Nesse contexto, as redes sociais tornaram-se indispensáveis para o sucesso das lutas sociais. Tanto é que durante a Revolução Amarelo-Laranja, em 2017, no Mianmar, o governo autoritário como maneira de enfraquecer os protestos restringiu a Internet e consequentemente às redes sociais. Logo, além da capacidade delas de divulgação há a possibilidade de organização de atos públicos simultâneos em localidades diferentes fortalecendo a insurreição. Assim, é peça chave das manifestações populares contemporâneas.
Contudo, essa facilidade advinda das redes sociais, resulta também em um ativismo de sofá. Isto é, em manifestações vazias na Internet. Segundo Z. Bauman as relações humanas se liquefizeram e se tornaram passageiras e superficiais, analogamente, o mesmo ocorre com o cyberativismo, uma vez que curtir ou até mesmo compartilhar posicionamentos substitui a ação. Consequentemente, não retira quem ou o que está sendo rechaçado de sua zona de conforto e, por isso, não produz mudanças reais.

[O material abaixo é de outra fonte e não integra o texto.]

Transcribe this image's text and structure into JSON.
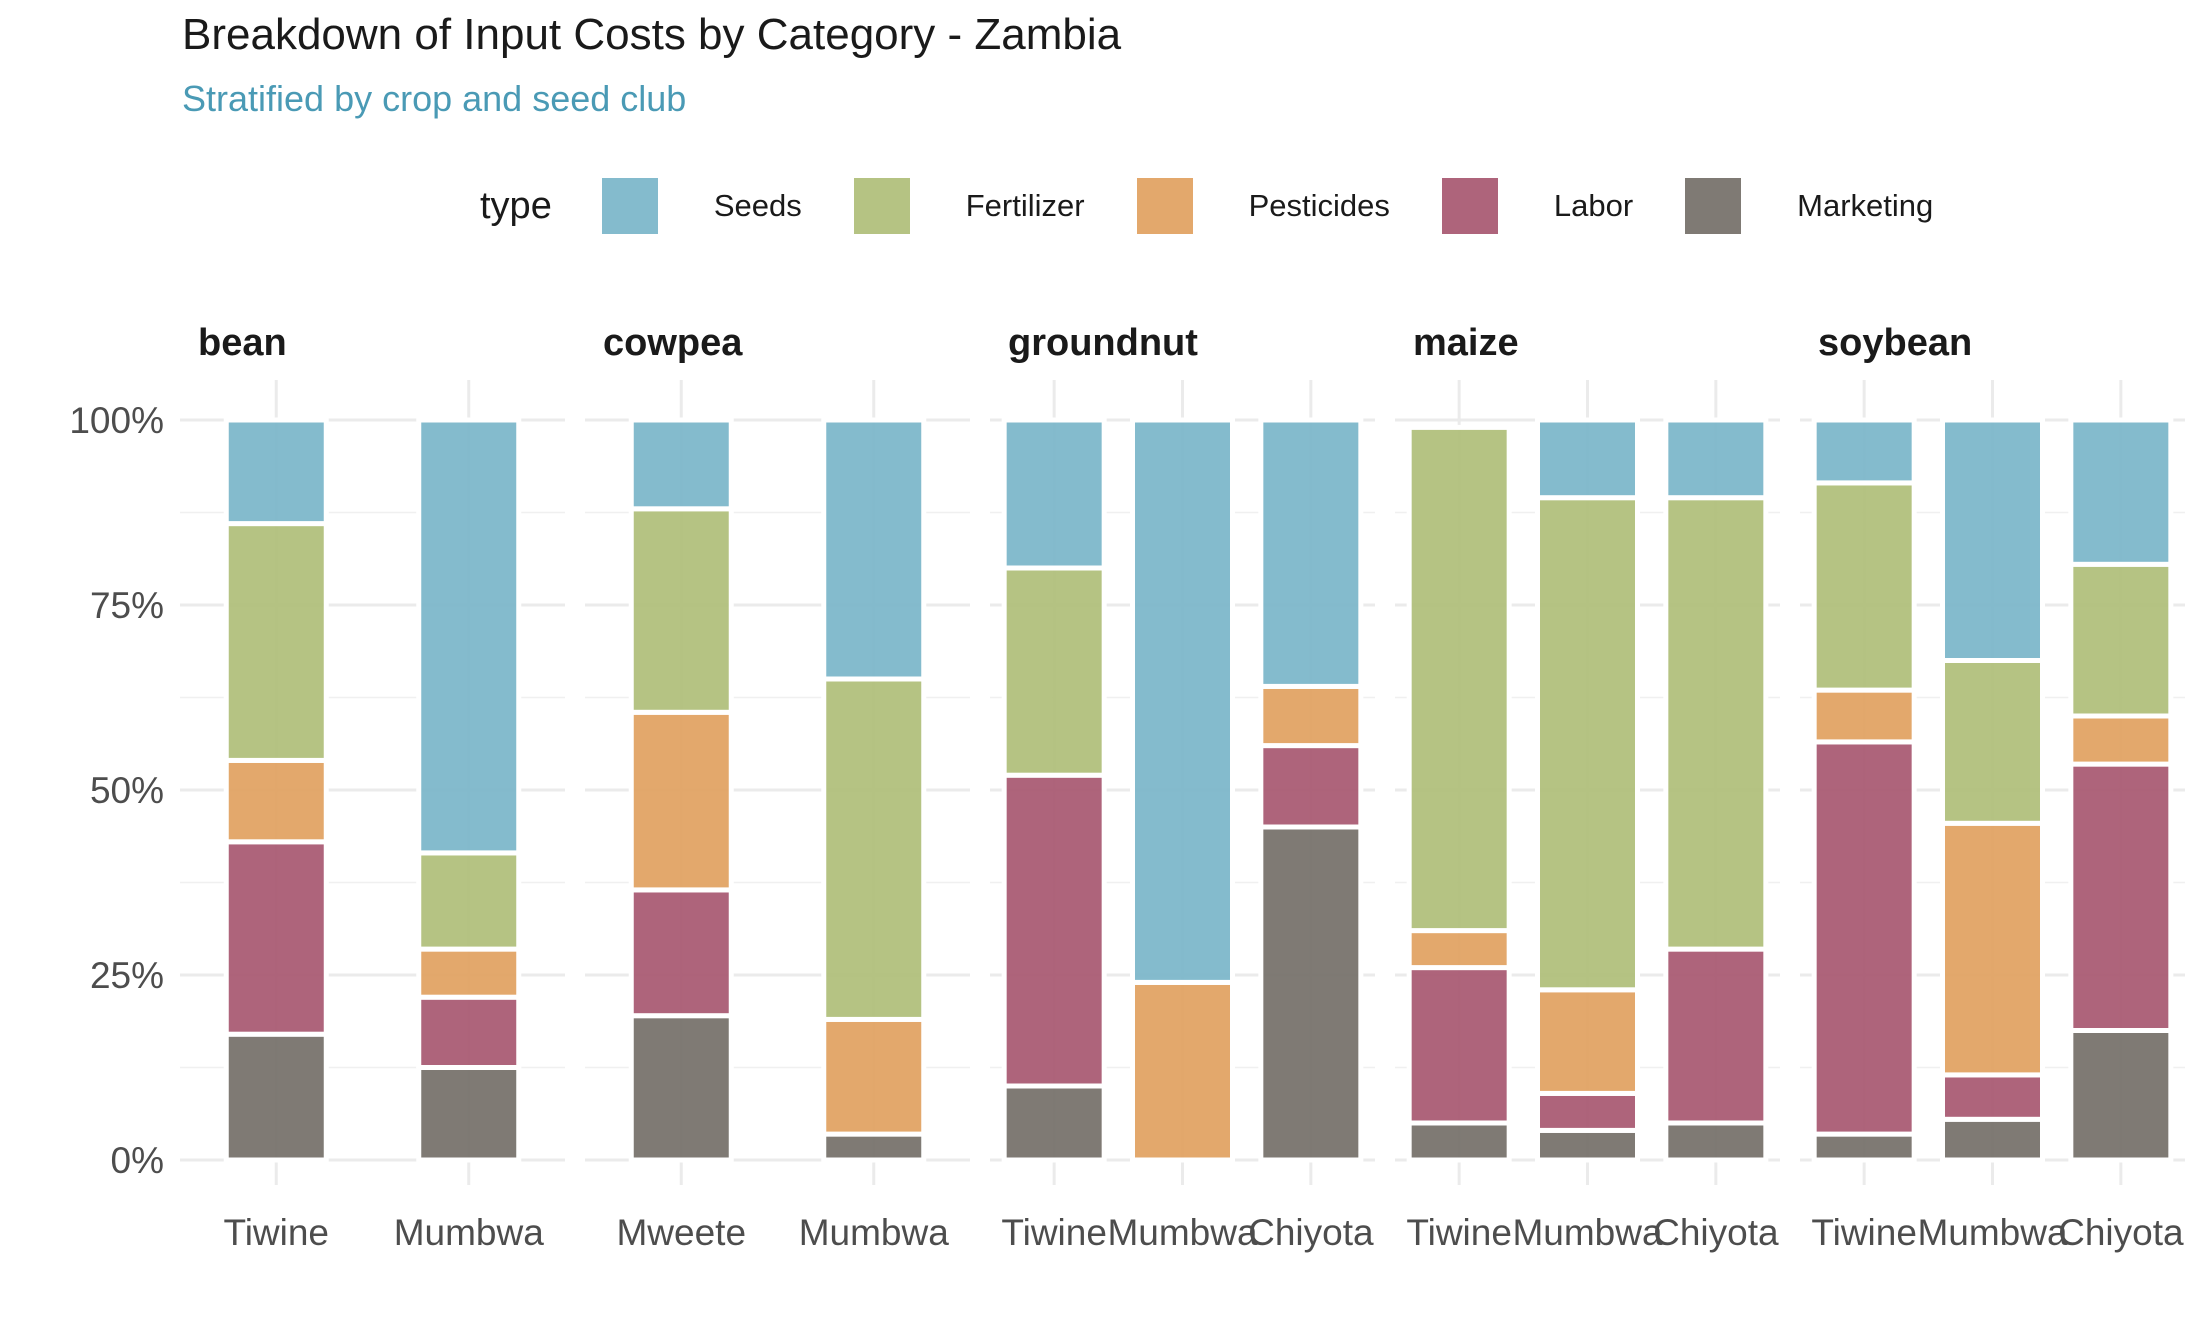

É necessário, portanto, que para o pleno o sucesso das manifestações populares o cyberativismo precisa ser convertido em ação. Dessa forma, é preciso que mídias alternativa, como o jornal Mídia Ninja no Brasil, voltadas para o ativismo social produza conteúdos nas próprias redes sociais para a politização dos jovens, visto que o Estado não a faz, para que seja compreendido a importância de levar o movimento para a vida real. Para assim evitar a banalização das manifestações pela sociedade.